Earle’s children’s books tap into that energy and excitement, getting kids interested and involved in the ocean. The Aquarius project also focuses on early education about the ocean, providing lesson plans, a blog and streaming live webcams, including one attached to the helmet of a diver in the ocean.
Aquarius is the only functioning underwater habitat in the world, and this celebratory mission is in danger of being one of the last. Budget cuts threaten the continued research and education in Aquarius, as the government works to reduce its spending. The $5 million that go into the national underwater research programs each year, Earle said, should avoid those cuts.
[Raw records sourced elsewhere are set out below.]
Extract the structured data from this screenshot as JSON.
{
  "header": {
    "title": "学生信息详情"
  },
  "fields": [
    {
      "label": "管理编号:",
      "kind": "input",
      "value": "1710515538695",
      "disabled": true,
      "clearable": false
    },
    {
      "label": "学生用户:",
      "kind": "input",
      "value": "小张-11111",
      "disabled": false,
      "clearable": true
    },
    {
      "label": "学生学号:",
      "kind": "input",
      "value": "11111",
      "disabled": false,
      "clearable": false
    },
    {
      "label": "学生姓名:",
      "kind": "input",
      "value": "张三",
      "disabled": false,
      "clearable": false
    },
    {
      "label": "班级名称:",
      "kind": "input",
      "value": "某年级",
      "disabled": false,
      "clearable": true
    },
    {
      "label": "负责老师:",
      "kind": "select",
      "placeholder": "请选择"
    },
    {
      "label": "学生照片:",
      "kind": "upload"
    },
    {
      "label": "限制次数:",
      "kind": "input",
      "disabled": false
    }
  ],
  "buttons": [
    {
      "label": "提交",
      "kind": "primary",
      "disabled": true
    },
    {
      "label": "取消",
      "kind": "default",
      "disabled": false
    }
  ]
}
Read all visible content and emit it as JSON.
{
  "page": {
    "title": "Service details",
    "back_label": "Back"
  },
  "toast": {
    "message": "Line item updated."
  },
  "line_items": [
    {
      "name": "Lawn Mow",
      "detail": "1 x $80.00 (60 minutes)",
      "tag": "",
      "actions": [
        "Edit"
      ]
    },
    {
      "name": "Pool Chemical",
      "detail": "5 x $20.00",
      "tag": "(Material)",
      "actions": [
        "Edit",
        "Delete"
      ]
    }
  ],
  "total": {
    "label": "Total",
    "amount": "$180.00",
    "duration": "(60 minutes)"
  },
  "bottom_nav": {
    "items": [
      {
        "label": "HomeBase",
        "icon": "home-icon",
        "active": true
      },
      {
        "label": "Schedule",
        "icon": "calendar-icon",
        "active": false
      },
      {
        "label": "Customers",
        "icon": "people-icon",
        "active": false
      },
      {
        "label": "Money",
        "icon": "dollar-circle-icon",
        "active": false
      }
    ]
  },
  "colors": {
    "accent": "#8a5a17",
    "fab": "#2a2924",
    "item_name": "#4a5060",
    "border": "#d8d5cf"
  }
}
“It’s a very foolish action to terminate these critically important kinds of projects that give us unique access to the sea,” Earle said. “This is an awesomely, critically important reason to spend our hard-won taxpayer money.”
With new technology, including unmanned submarines and cameras, some might question the continued need to send human explorers to the bottom of the ocean.
“We should send cameras, we should send instruments, we should use all the tools in the box. But we shouldn’t take humans out of the loop,” Earle said. “If we do, we’re denying ourselves the crucially important insight that only people can deliver by being there personally. … James Cameron’s recent expedition to the deepest part of the ocean was an example of why we need to go. A machine can’t explain why it wants to go, but Cameron can tell you.”
The unrelated connections, the unexpected surprises, the unknown correlations — Earle argues that no computer other than the one on our shoulders can bring us those necessary revelations.
American laws need to catch up with what we are learning about the ocean, Earle said. With knowledge emerging every day about the issues the ocean faces, along with an increasing awareness of how little is actually known about what happens in the seas, supporting exploration programs is critical.
“We’re so far behind the curve,” Earle said. “Less than 5 percent of the ocean has been seen, let alone explored. Yet we do know that the ocean is in trouble, and we also know that the ocean is the underpinning of climate and weather. It’s where most of life on Earth lives.”
What we need, said Earle, is passion, innovation and dedication — but above all, knowledge. As she writes in The World is Blue, when people know more about the ocean and understand that its fate and ours are the same, there will be a greater push to explore, understand and protect it.
“What makes us strong as a nation, strong as a species, is having passion that goes with creativity, that keeps pushing the edge of the unknown, pushing the edge of new technologies, new ways to communicate.”